As time passes, victims and perpetrators of crimes dating to the 1950s are dying. The hopes of those who wanted to see someone pay for the death of a parent, the torture of a spouse or other mistreatment were raised when the European court in Strasbourg ruled that there was no statute of limitations on crimes against humanity.
But the Institute for the Investigation of Communist Crimes and Memory of the Romanian Exile, which is meant to be spearheading efforts to hold historical abusers to account, has not got far. A list of nearly 170 potential targets for prosecution, published in 2007, has so far produced no convictions. A single trial finally began this autumn, but is proceeding at a glacial pace. “Nobody was ever convicted,” says the institute head, Cosmin Budeanca. “A few cases are open in front of prosecutors, but we need political will for something to happen.”
A political appointee himself, critics say Budeanca is happy to drag his feet. He insists he is boxed in by lack of resources and intransigence from government officials unenthusiastic about revisiting the past. “Politicians’ resumés start from the 1990s, because what came before was not comfortable to present to the population,” he says.
There are no prosecutors who specialise in crimes against humanity, he says, and there is a staff of only 36 to fight the bureaucracy. The justice ministry archives are out of bounds and interior ministry and former security service archives restricted.

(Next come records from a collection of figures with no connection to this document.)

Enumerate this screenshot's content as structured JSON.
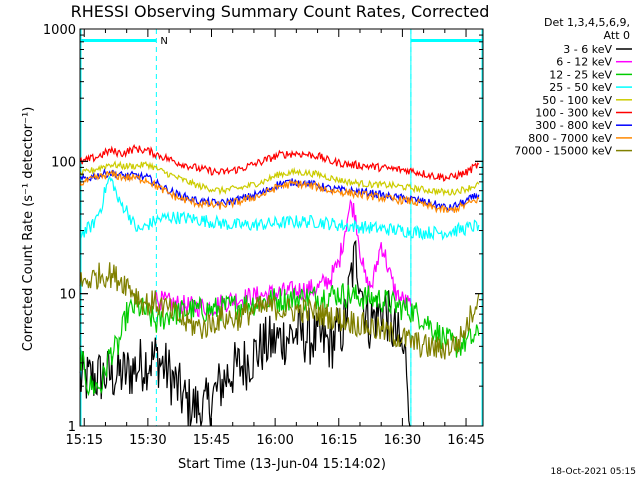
{
  "chart_data": {
    "type": "line",
    "title": "RHESSI Observing Summary Count Rates, Corrected",
    "xlabel": "Start Time (13-Jun-04 15:14:02)",
    "ylabel": "Corrected Count Rate (s⁻¹ detector⁻¹)",
    "y_scale": "log",
    "ylim": [
      1,
      1000
    ],
    "xlim_minutes": [
      -1,
      94
    ],
    "x_ticks": [
      {
        "label": "15:15",
        "minute": 0
      },
      {
        "label": "15:30",
        "minute": 15
      },
      {
        "label": "15:45",
        "minute": 30
      },
      {
        "label": "16:00",
        "minute": 45
      },
      {
        "label": "16:15",
        "minute": 60
      },
      {
        "label": "16:30",
        "minute": 75
      },
      {
        "label": "16:45",
        "minute": 90
      }
    ],
    "y_ticks": [
      {
        "label": "1",
        "value": 1
      },
      {
        "label": "10",
        "value": 10
      },
      {
        "label": "100",
        "value": 100
      },
      {
        "label": "1000",
        "value": 1000
      }
    ],
    "legend": {
      "placement": "top-right",
      "header": [
        "Det 1,3,4,5,6,9,",
        "Att 0"
      ]
    },
    "night_intervals": [
      [
        -1,
        17
      ],
      [
        77,
        94
      ]
    ],
    "saa_bar": [
      [
        -1,
        17
      ],
      [
        77,
        94
      ]
    ],
    "saa_flag": "N",
    "footer_date": "18-Oct-2021 05:15",
    "series": [
      {
        "name": "3 - 6 keV",
        "color": "#000000",
        "points": [
          [
            -1,
            2.2
          ],
          [
            5,
            2.4
          ],
          [
            10,
            2.5
          ],
          [
            14,
            3.0
          ],
          [
            17,
            3.3
          ],
          [
            20,
            2.5
          ],
          [
            24,
            1.5
          ],
          [
            28,
            1.3
          ],
          [
            30,
            1.6
          ],
          [
            34,
            2.5
          ],
          [
            38,
            3.0
          ],
          [
            42,
            4.0
          ],
          [
            46,
            4.5
          ],
          [
            50,
            5.0
          ],
          [
            54,
            4.6
          ],
          [
            58,
            4.2
          ],
          [
            61,
            5.5
          ],
          [
            62,
            8.0
          ],
          [
            63,
            14.0
          ],
          [
            64,
            19.0
          ],
          [
            65,
            14.0
          ],
          [
            66,
            8.0
          ],
          [
            67,
            6.0
          ],
          [
            69,
            7.0
          ],
          [
            71,
            8.0
          ],
          [
            72,
            6.0
          ],
          [
            74,
            4.5
          ],
          [
            76,
            3.0
          ],
          [
            77,
            1.0
          ]
        ]
      },
      {
        "name": "6 - 12 keV",
        "color": "#ff00ff",
        "points": [
          [
            17,
            9.0
          ],
          [
            20,
            8.5
          ],
          [
            25,
            8.0
          ],
          [
            30,
            8.0
          ],
          [
            35,
            9.0
          ],
          [
            40,
            9.5
          ],
          [
            45,
            10.0
          ],
          [
            50,
            10.5
          ],
          [
            55,
            11.0
          ],
          [
            58,
            13.0
          ],
          [
            60,
            17.0
          ],
          [
            61,
            25.0
          ],
          [
            62,
            38.0
          ],
          [
            63,
            48.0
          ],
          [
            64,
            38.0
          ],
          [
            65,
            22.0
          ],
          [
            66,
            14.0
          ],
          [
            67,
            11.0
          ],
          [
            68,
            12.0
          ],
          [
            69,
            17.0
          ],
          [
            70,
            24.0
          ],
          [
            71,
            19.0
          ],
          [
            72,
            14.0
          ],
          [
            73,
            11.0
          ],
          [
            74,
            9.5
          ],
          [
            76,
            8.5
          ],
          [
            77,
            8.0
          ]
        ]
      },
      {
        "name": "12 - 25 keV",
        "color": "#00cc00",
        "points": [
          [
            -1,
            3.5
          ],
          [
            1,
            2.0
          ],
          [
            4,
            2.0
          ],
          [
            6,
            3.5
          ],
          [
            8,
            4.0
          ],
          [
            10,
            7.0
          ],
          [
            12,
            8.0
          ],
          [
            14,
            7.5
          ],
          [
            17,
            6.0
          ],
          [
            20,
            7.0
          ],
          [
            25,
            7.5
          ],
          [
            30,
            7.5
          ],
          [
            35,
            8.0
          ],
          [
            40,
            8.5
          ],
          [
            45,
            9.0
          ],
          [
            50,
            9.2
          ],
          [
            55,
            9.5
          ],
          [
            60,
            10.0
          ],
          [
            64,
            9.5
          ],
          [
            70,
            9.0
          ],
          [
            74,
            8.0
          ],
          [
            77,
            7.5
          ],
          [
            80,
            6.5
          ],
          [
            85,
            4.5
          ],
          [
            88,
            4.0
          ],
          [
            91,
            4.5
          ],
          [
            93,
            4.8
          ]
        ]
      },
      {
        "name": "25 - 50 keV",
        "color": "#00ffff",
        "points": [
          [
            -1,
            28
          ],
          [
            2,
            33
          ],
          [
            4,
            45
          ],
          [
            5,
            62
          ],
          [
            6,
            74
          ],
          [
            7,
            66
          ],
          [
            8,
            50
          ],
          [
            10,
            43
          ],
          [
            12,
            32
          ],
          [
            13,
            30
          ],
          [
            15,
            33
          ],
          [
            17,
            36
          ],
          [
            20,
            38
          ],
          [
            25,
            37
          ],
          [
            30,
            35
          ],
          [
            35,
            33
          ],
          [
            40,
            33
          ],
          [
            45,
            34
          ],
          [
            50,
            35
          ],
          [
            55,
            35
          ],
          [
            60,
            33
          ],
          [
            65,
            32
          ],
          [
            70,
            31
          ],
          [
            75,
            30
          ],
          [
            80,
            29
          ],
          [
            85,
            29
          ],
          [
            90,
            31
          ],
          [
            93,
            33
          ]
        ]
      },
      {
        "name": "50 - 100 keV",
        "color": "#cccc00",
        "points": [
          [
            -1,
            80
          ],
          [
            3,
            88
          ],
          [
            6,
            95
          ],
          [
            9,
            92
          ],
          [
            12,
            92
          ],
          [
            15,
            95
          ],
          [
            18,
            85
          ],
          [
            22,
            75
          ],
          [
            27,
            65
          ],
          [
            32,
            60
          ],
          [
            37,
            63
          ],
          [
            42,
            70
          ],
          [
            46,
            80
          ],
          [
            50,
            83
          ],
          [
            55,
            80
          ],
          [
            58,
            75
          ],
          [
            62,
            70
          ],
          [
            67,
            67
          ],
          [
            72,
            66
          ],
          [
            77,
            63
          ],
          [
            82,
            60
          ],
          [
            86,
            58
          ],
          [
            90,
            62
          ],
          [
            93,
            67
          ]
        ]
      },
      {
        "name": "100 - 300 keV",
        "color": "#ff0000",
        "points": [
          [
            -1,
            98
          ],
          [
            3,
            108
          ],
          [
            6,
            120
          ],
          [
            9,
            115
          ],
          [
            12,
            125
          ],
          [
            15,
            120
          ],
          [
            18,
            110
          ],
          [
            22,
            98
          ],
          [
            27,
            88
          ],
          [
            32,
            82
          ],
          [
            37,
            88
          ],
          [
            42,
            100
          ],
          [
            46,
            112
          ],
          [
            50,
            115
          ],
          [
            55,
            110
          ],
          [
            58,
            100
          ],
          [
            62,
            95
          ],
          [
            67,
            92
          ],
          [
            72,
            88
          ],
          [
            77,
            85
          ],
          [
            82,
            78
          ],
          [
            86,
            75
          ],
          [
            90,
            82
          ],
          [
            93,
            95
          ]
        ]
      },
      {
        "name": "300 - 800 keV",
        "color": "#0000ff",
        "points": [
          [
            -1,
            72
          ],
          [
            3,
            78
          ],
          [
            6,
            82
          ],
          [
            9,
            78
          ],
          [
            12,
            78
          ],
          [
            15,
            75
          ],
          [
            18,
            65
          ],
          [
            22,
            56
          ],
          [
            27,
            50
          ],
          [
            32,
            48
          ],
          [
            37,
            52
          ],
          [
            42,
            58
          ],
          [
            46,
            68
          ],
          [
            50,
            70
          ],
          [
            55,
            66
          ],
          [
            58,
            62
          ],
          [
            62,
            60
          ],
          [
            67,
            58
          ],
          [
            72,
            54
          ],
          [
            77,
            52
          ],
          [
            82,
            48
          ],
          [
            86,
            44
          ],
          [
            90,
            50
          ],
          [
            93,
            56
          ]
        ]
      },
      {
        "name": "800 - 7000 keV",
        "color": "#ff8800",
        "points": [
          [
            -1,
            68
          ],
          [
            3,
            75
          ],
          [
            6,
            80
          ],
          [
            9,
            76
          ],
          [
            12,
            75
          ],
          [
            15,
            72
          ],
          [
            18,
            62
          ],
          [
            22,
            53
          ],
          [
            27,
            48
          ],
          [
            32,
            46
          ],
          [
            37,
            50
          ],
          [
            42,
            56
          ],
          [
            46,
            65
          ],
          [
            50,
            68
          ],
          [
            55,
            64
          ],
          [
            58,
            60
          ],
          [
            62,
            58
          ],
          [
            67,
            55
          ],
          [
            72,
            52
          ],
          [
            77,
            50
          ],
          [
            82,
            45
          ],
          [
            86,
            42
          ],
          [
            90,
            47
          ],
          [
            93,
            52
          ]
        ]
      },
      {
        "name": "7000 - 15000 keV",
        "color": "#808000",
        "points": [
          [
            -1,
            12
          ],
          [
            2,
            13
          ],
          [
            4,
            14
          ],
          [
            6,
            14
          ],
          [
            8,
            13
          ],
          [
            10,
            12
          ],
          [
            12,
            10
          ],
          [
            14,
            8.5
          ],
          [
            17,
            8.5
          ],
          [
            20,
            7.5
          ],
          [
            24,
            6.0
          ],
          [
            28,
            5.5
          ],
          [
            32,
            6.5
          ],
          [
            36,
            6.5
          ],
          [
            40,
            7.5
          ],
          [
            44,
            8.0
          ],
          [
            48,
            7.5
          ],
          [
            52,
            7.5
          ],
          [
            56,
            7.0
          ],
          [
            60,
            6.5
          ],
          [
            64,
            6.0
          ],
          [
            68,
            5.5
          ],
          [
            72,
            5.0
          ],
          [
            76,
            4.5
          ],
          [
            80,
            4.0
          ],
          [
            84,
            3.8
          ],
          [
            88,
            4.2
          ],
          [
            90,
            5.5
          ],
          [
            92,
            8.0
          ],
          [
            93,
            10.0
          ]
        ]
      }
    ]
  }
}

“It’s never too late for the truth to come out,” analyst Stefan insists. “Failure to deal with the recent past has a lot of relevance for how we are as a society today.”
One aspect is a growing nostalgia for Ceausescu’s rule, including among Romanians who were spared rationing, propaganda and political controls. More than a third of teenagers born and raised after 1989 think life was better under communism than it is today, a 2011 survey by the Soros foundation found. A quarter of them never had a single class on the era at school.
“Romanian society and, most of all, the young generation is forgetting about the evils of communism,” research co-ordinator Ovidiu Voicu told a Romanian newspaper when the research was published. “It is from this point that we begin the debate on including the history of communism in the education system, and try to find an answer to the question of how to avoid repeating past mistakes.”
The deprivations included government-controlled neighbourhood central heating systems that kept whole blocks of flats at less than 10 degrees during frigid winters, and queues for food at department stores that started around 2am, even though people had no idea what they were waiting to buy.
“I always feel I have to have a fridge full of food, my wife and I argue about it. I think it’s because ours was always empty when I was a child,” said Budeanca. For years, Stefan gagged at the thought of shrimps, because of the crackers they were fed as children, made in North Korea from the ground-up shells of crustaceans.
“Communism’s great victory was the creation of a people without a memory,” warns a plaque at the memorial institute set up by Blandiana and Rusan. That grim achievement still apparently haunts the country, long after communism was banished.
But the protesters who helped to propel Iohannis to power on the back of his promises of change say they will not allow another revolution to be stolen.
“They roused five million people to vote,” said George Epurescu, a physics lecturer and president of protest group Romania Without Them. “That is a dangerous weapon, because they got their votes but have also awakened these people.”